How’s your davening these days?

When pain pulls down our prayers, we’re ready for a perspective shift.
How’s your davening these days?

When pain pulls down our prayers, we’re ready for a perspective shift.

There’s a lot going on for the Jewish people these days. A lot of worry and pain. It’s centered in Israel, but it’s touching us all.

For many of us, life doesn’t feel quite the same. The emotions we’re carrying have affected our mood. Our routine. And, along with them, our tefillah.

How do we keep our prayers filled with reverence, with gratitude, with steady focus, when we’re in such emotional turmoil?

A few weeks ago, we mentioned the Nefesh Hachaim’s reference to the Gemara’s teaching that when one davens, “he should cast his eyes downward and his heart above (Brachos 25b).”

To explain this instruction, the Nefesh Hachaim calls upon Rabbeinu Yonah: “[When praying,] one should think in his heart as though he is standing in the Heavens and remove from his heart [any desire] for worldly enjoyment and bodily pleasures.
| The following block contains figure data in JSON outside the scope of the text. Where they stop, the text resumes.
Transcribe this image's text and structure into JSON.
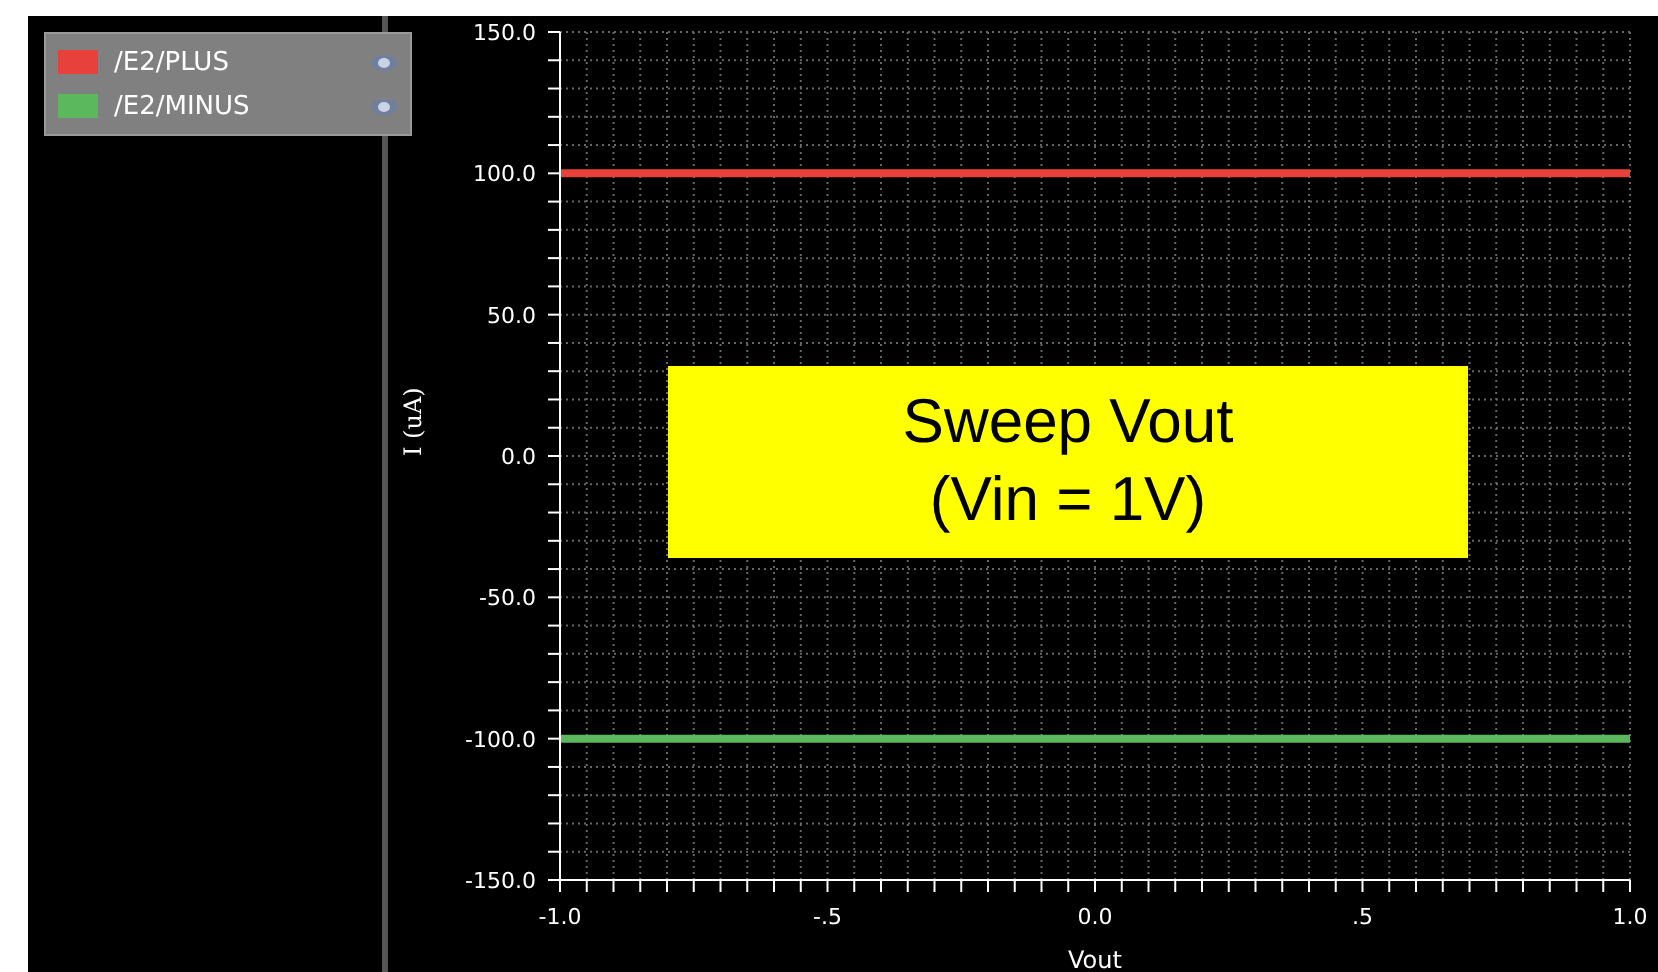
{
  "chart_data": {
    "type": "line",
    "xlabel": "Vout",
    "ylabel": "I (uA)",
    "annotations": [
      "Sweep Vout\n(Vin = 1V)"
    ],
    "x": [
      -1,
      1
    ],
    "series": [
      {
        "name": "/E2/PLUS",
        "color": "#e8403a",
        "values": [
          100,
          100
        ]
      },
      {
        "name": "/E2/MINUS",
        "color": "#5cb85c",
        "values": [
          -100,
          -100
        ]
      }
    ],
    "xlim": [
      -1,
      1
    ],
    "xticks": [
      {
        "value": -1,
        "label": "-1.0"
      },
      {
        "value": -0.95,
        "label": null
      },
      {
        "value": -0.9,
        "label": null
      },
      {
        "value": -0.85,
        "label": null
      },
      {
        "value": -0.8,
        "label": null
      },
      {
        "value": -0.75,
        "label": null
      },
      {
        "value": -0.7,
        "label": null
      },
      {
        "value": -0.65,
        "label": null
      },
      {
        "value": -0.6,
        "label": null
      },
      {
        "value": -0.55,
        "label": null
      },
      {
        "value": -0.5,
        "label": "-.5"
      },
      {
        "value": -0.45,
        "label": null
      },
      {
        "value": -0.4,
        "label": null
      },
      {
        "value": -0.35,
        "label": null
      },
      {
        "value": -0.3,
        "label": null
      },
      {
        "value": -0.25,
        "label": null
      },
      {
        "value": -0.2,
        "label": null
      },
      {
        "value": -0.15,
        "label": null
      },
      {
        "value": -0.1,
        "label": null
      },
      {
        "value": -0.05,
        "label": null
      },
      {
        "value": 0,
        "label": "0.0"
      },
      {
        "value": 0.05,
        "label": null
      },
      {
        "value": 0.1,
        "label": null
      },
      {
        "value": 0.15,
        "label": null
      },
      {
        "value": 0.2,
        "label": null
      },
      {
        "value": 0.25,
        "label": null
      },
      {
        "value": 0.3,
        "label": null
      },
      {
        "value": 0.35,
        "label": null
      },
      {
        "value": 0.4,
        "label": null
      },
      {
        "value": 0.45,
        "label": null
      },
      {
        "value": 0.5,
        "label": ".5"
      },
      {
        "value": 0.55,
        "label": null
      },
      {
        "value": 0.6,
        "label": null
      },
      {
        "value": 0.65,
        "label": null
      },
      {
        "value": 0.7,
        "label": null
      },
      {
        "value": 0.75,
        "label": null
      },
      {
        "value": 0.8,
        "label": null
      },
      {
        "value": 0.85,
        "label": null
      },
      {
        "value": 0.9,
        "label": null
      },
      {
        "value": 0.95,
        "label": null
      },
      {
        "value": 1,
        "label": "1.0"
      }
    ],
    "ylim": [
      -150,
      150
    ],
    "yticks": [
      {
        "value": -150,
        "label": "-150.0"
      },
      {
        "value": -140,
        "label": null
      },
      {
        "value": -130,
        "label": null
      },
      {
        "value": -120,
        "label": null
      },
      {
        "value": -110,
        "label": null
      },
      {
        "value": -100,
        "label": "-100.0"
      },
      {
        "value": -90,
        "label": null
      },
      {
        "value": -80,
        "label": null
      },
      {
        "value": -70,
        "label": null
      },
      {
        "value": -60,
        "label": null
      },
      {
        "value": -50,
        "label": "-50.0"
      },
      {
        "value": -40,
        "label": null
      },
      {
        "value": -30,
        "label": null
      },
      {
        "value": -20,
        "label": null
      },
      {
        "value": -10,
        "label": null
      },
      {
        "value": 0,
        "label": "0.0"
      },
      {
        "value": 10,
        "label": null
      },
      {
        "value": 20,
        "label": null
      },
      {
        "value": 30,
        "label": null
      },
      {
        "value": 40,
        "label": null
      },
      {
        "value": 50,
        "label": "50.0"
      },
      {
        "value": 60,
        "label": null
      },
      {
        "value": 70,
        "label": null
      },
      {
        "value": 80,
        "label": null
      },
      {
        "value": 90,
        "label": null
      },
      {
        "value": 100,
        "label": "100.0"
      },
      {
        "value": 110,
        "label": null
      },
      {
        "value": 120,
        "label": null
      },
      {
        "value": 130,
        "label": null
      },
      {
        "value": 140,
        "label": null
      },
      {
        "value": 150,
        "label": "150.0"
      }
    ],
    "grid": true,
    "legend": "top left",
    "marker": "none",
    "line_style": "solid"
  }
}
As the early Sages said, ‘When you want to have proper kavanah, separate your body from your soul.’ “

At first glance, this sounds far above our heads. Separate our bodies from our souls? Remove from our hearts desire for worldly enjoyment? Hm, maybe one day.

But what if it wasn’t that hard for us? And what if it was actually the perfect solution for the struggles we’re experiencing in our prayers now?

Let’s start down this path with a question: does your kavana (focus) decrease or increase with the amount of tzar (pain) you’re dealing with?

Many of us would probably answer – well, it depends. When we’re facing sudden distress, when something happens or changes or gets worse, the emotions often overflow easily into our davening.

But when we’re dealing with a chronic situation – she’s still not married, parnassah’s still a struggle, the hostages still haven’t all come home and the bad news is still piling up – our connection to davening tends to erode. And even though we intellectually know no prayer goes unanswered… emotionally, we give up.

Which is why Rabbeinu Yonah’s guidance can change the game.

Think in your heart as though you’re standing in the Heavens.

How do you stand in the heavens? As we learned a few weeks ago, bechira doesn’t exist in the Heavens. There, it’s all yediyah. Prayer is a time when we try to live exclusively in yediyah for a few moments. We ignore our earthly cause-and-effect existence, and look only at the G-dly hand behind the moving chess pieces of our lives.

Good. We understand this. We’ve even practiced it. But what about the second piece of Rabbeinu Yonah’s explanation – the one where he quotes our Sages’ recommendation to “separate our bodies from our souls”?

When we stand on earth, when we’re in bechira-mode, we’re deeply emotionally involved. We’re sad, we’re stressed, we’re frustrated, we’re despairing, and we desperately want things to change.

But when we use our davening time to enter yediyah mode, we distance ourselves emotionally. Instead of being in the thick of the pain and turmoil, we’re looking down at it from above, from a place where awareness of Hashem’s perfect orchestration surrounds us.

Picture this for a moment: we’ve finished our work in this world. We’re basking in G-d’s endless goodness, fully aware of the perfect truth and love in every challenge He sends down to earth. And from that vantage point, we’re watching the events of today unfold.

What are we feeling? What are we worried about? Do we see things, even the most distressing things, the same way we did when we were alive?

Of course not.

Back to our present-day lives: when we daven “from the Heavens,” we’re davening from that same detached, elevated place. We’re able to observe and empathize with our earthly existence, but we’ve stepped out of it for a bit – stepped above it.

Freed from that burning need for our dreams to come true, for our suffering to end, we’re able to absorb some perspective. We're able to see the G-dly master-plan unfolding in front of us, as described in the words of tefillah.

Then we’re able to praise Hashem for the awesomeness of what we see – shevach. To ask that it continue, and that any missing pieces fall into place – bakasha. And to express our gratitude for its perfection and for our place in it – hoda’ah.

Before our next Shemoneh Esrei, let’s take a moment to make this shift. To step out of the center of our challenges, needs and fears – and into heavenly-spectator mode.

We’ll feel freer. Less conflicted. More connected. Empowered by the faith and security we find in the realm of yediyah – and re-energized to invest our full hearts in our prayers.